We want to emphasise that this was a private property purchase, which had nothing to do with the other businesses we are part of, particularly RCG Ltd.

As residents of Titirangi for over 40 years, we cherish the unique environment of the suburb, as we know so many others do. This is our home and we value it.

Moreover, as architects who over the years have built two homes of our own and designed many others in the area, we also have experience of working in empathy with the environment and alongside the council who work extremely hard to maintain the ecology of the local area.

So, in working on plans for our land in Paturoa Road we have at every step of the way followed both the appropriate level of engagement with council including planners, geotech engineers, arborists and ecologists. We have also consulted with seven iwi groups and received their support.

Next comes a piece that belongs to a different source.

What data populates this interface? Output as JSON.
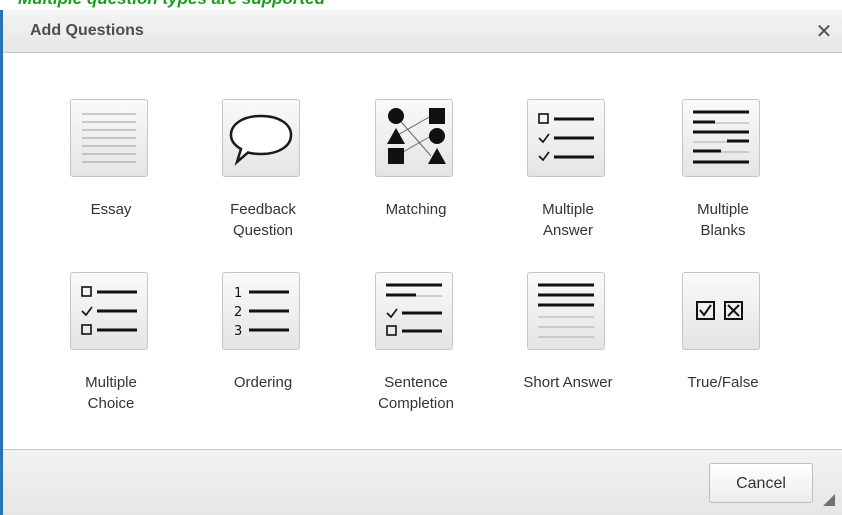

Our aim has been to develop the site with the least impact on the environment; the kauri tree in question has been mooted at being 500 years old, our advice from experts is that it is more likely 150 years old. Whilst we regret that it has to go to make the plans work, the alternative was to destroy more native forest below the site of the tree, so in fact it was the belief of Council, our consultants and ourselves that our plan was the more environmentally friendly option.

We question the motivation of some involved in the campaign, as we have been faced with opposition from some neighbours who would prefer that the land is not built on, which benefits them without them having to actually purchase the land. This has escalated and, we believe, played a part in this emotive campaign.

We are working on how to move forward now, and are consulting with Council as they have backed us every step of the way and dismissed concerns from a few neighbours as being rooted in personal motivations rather than genuine environmental concerns.

Finally, as a result of the social media frenzy of the last few days we have received threats on our lives, our children's lives and our property. As law-abiding citizens within the community of Titirangi, who have done nothing but followed a normal process of obtaining a consent to build a dwelling, this is clearly very disturbing and upsetting.